善良なる者が耳にしたら、たちまち眉を顰めそうなこの真理を、私は、あのお方から、幾度となく、繰り返し教えられた。
いや、正確に言えば、身をもって思い知らされた。
これは、私がまだうら若き乙女の頃に、縁あって目の当たりにした、不思議な出来事の数々の、備忘録である。
その多くは、凄惨で、血塗られた物語であったから、こうしてペンを握っている私は、少なくとも、それなりの運には恵まれていたのだろう。
詳細の是非については、子孫の判断を待つしかない。
ここには、生きることの苦しみや、運命の苛烈さが、美々しい教会や、王宮を彩る見事な装飾のように、随所にちりばめられている。
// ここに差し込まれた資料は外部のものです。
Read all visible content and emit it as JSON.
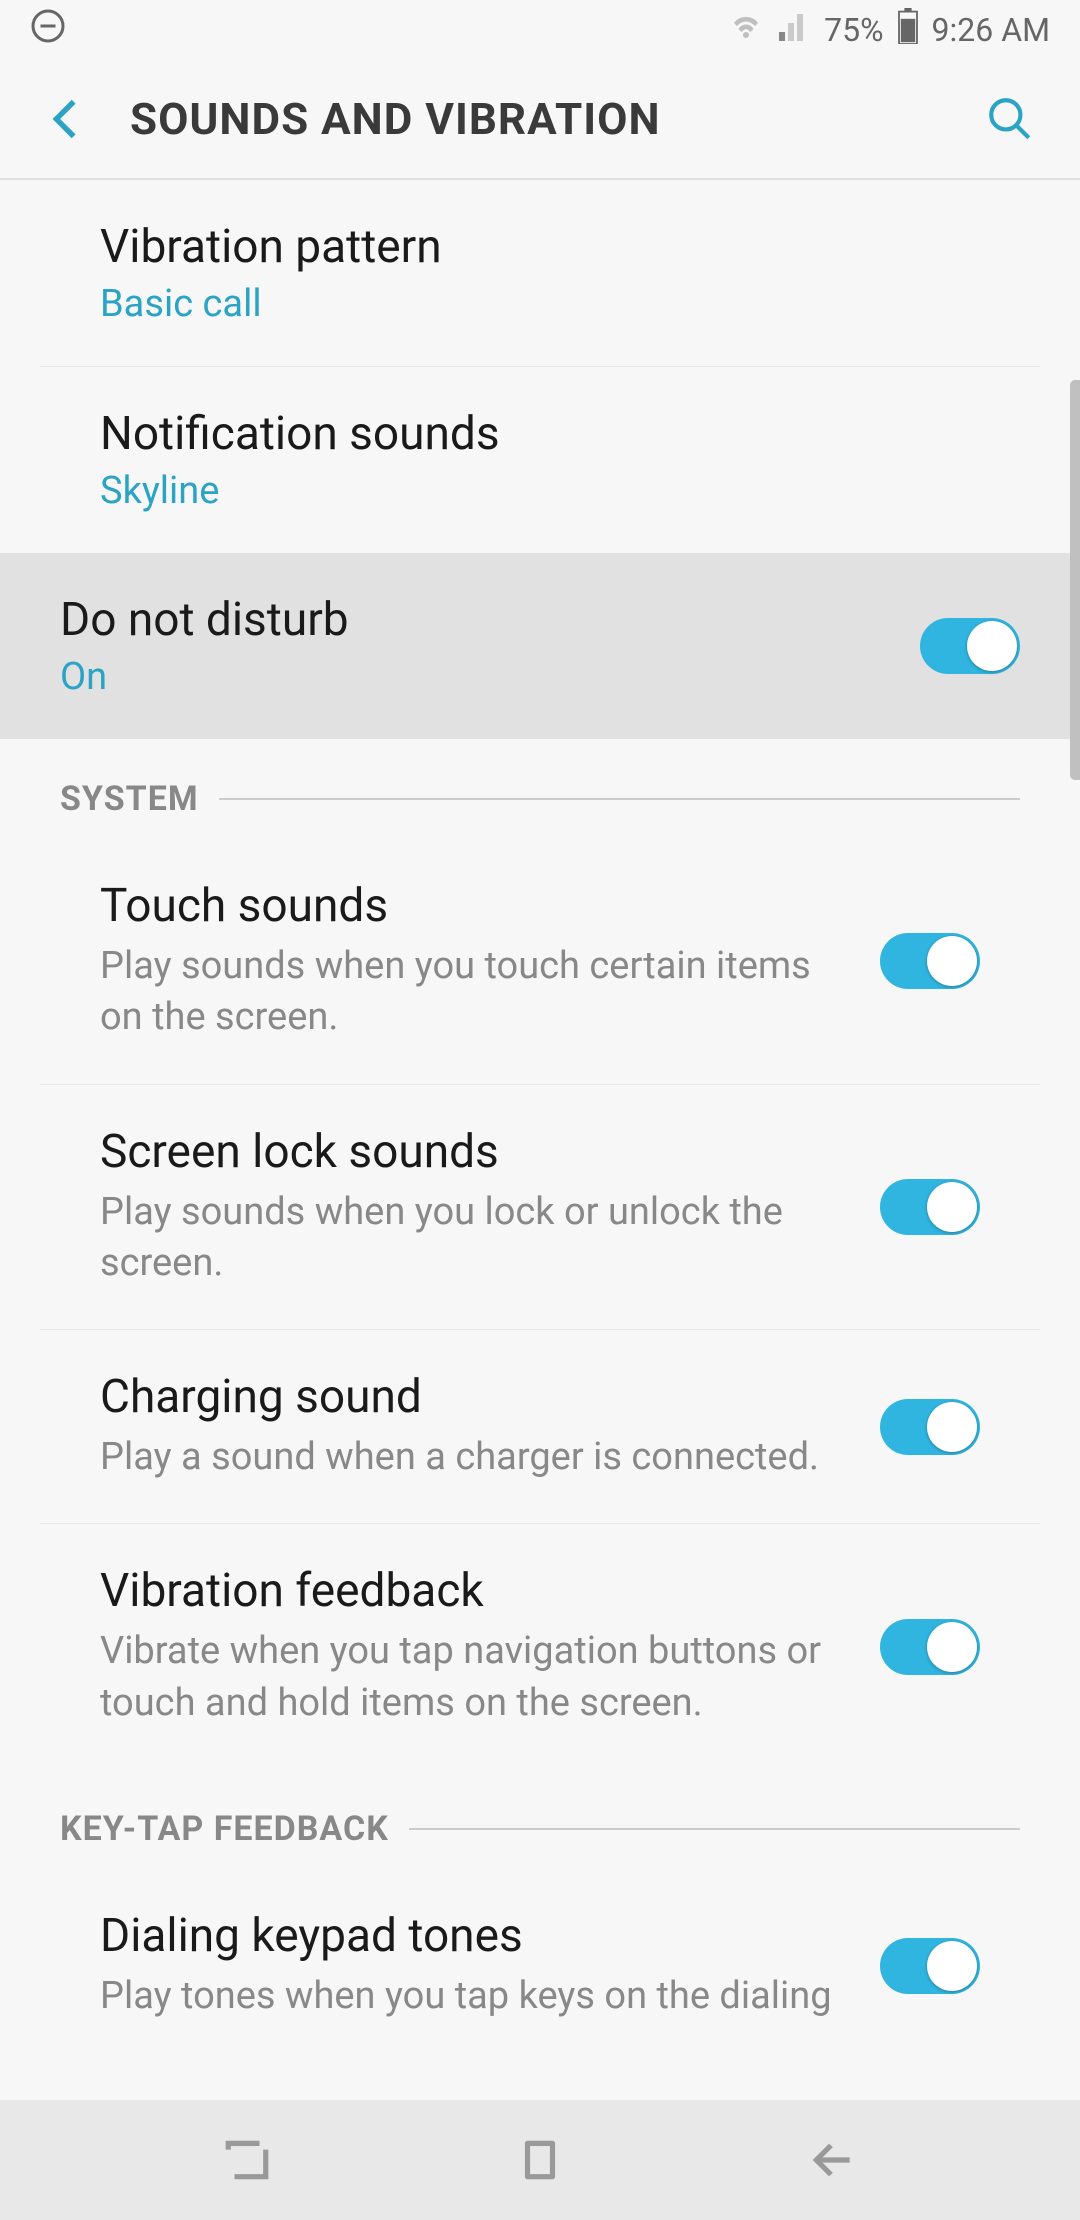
{
  "status": {
    "battery": "75%",
    "time": "9:26 AM"
  },
  "header": {
    "title": "SOUNDS AND VIBRATION"
  },
  "settings": {
    "vibration_pattern": {
      "title": "Vibration pattern",
      "value": "Basic call"
    },
    "notification_sounds": {
      "title": "Notification sounds",
      "value": "Skyline"
    },
    "dnd": {
      "title": "Do not disturb",
      "value": "On"
    },
    "touch_sounds": {
      "title": "Touch sounds",
      "desc": "Play sounds when you touch certain items on the screen."
    },
    "screen_lock": {
      "title": "Screen lock sounds",
      "desc": "Play sounds when you lock or unlock the screen."
    },
    "charging": {
      "title": "Charging sound",
      "desc": "Play a sound when a charger is connected."
    },
    "vibration_feedback": {
      "title": "Vibration feedback",
      "desc": "Vibrate when you tap navigation buttons or touch and hold items on the screen."
    },
    "dialing": {
      "title": "Dialing keypad tones",
      "desc": "Play tones when you tap keys on the dialing"
    }
  },
  "sections": {
    "system": "SYSTEM",
    "keytap": "KEY-TAP FEEDBACK"
  }
}
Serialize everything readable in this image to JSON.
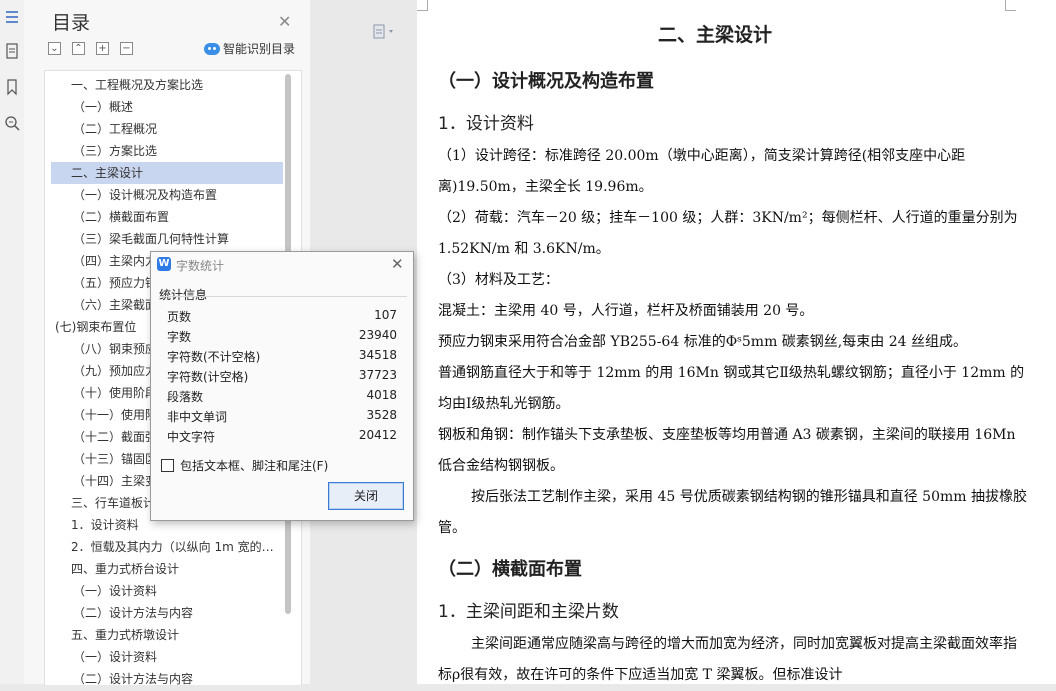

ただ一つだけ確かなのは、誰が何と言おうとも、あのお方、“奸智のアルフレッド”こと、アルフレッド・パトニャン卿は、真に高潔な人物で、不世出の魔法使いだということである。
最愛の師は、どこまでも偉大だった。
私は今でも、そしておそらく永遠に、その広い背中を追い続けている。
後世に、ひとかけらの正義を有し、寛容を美徳とする友を得られんことを、切に望む。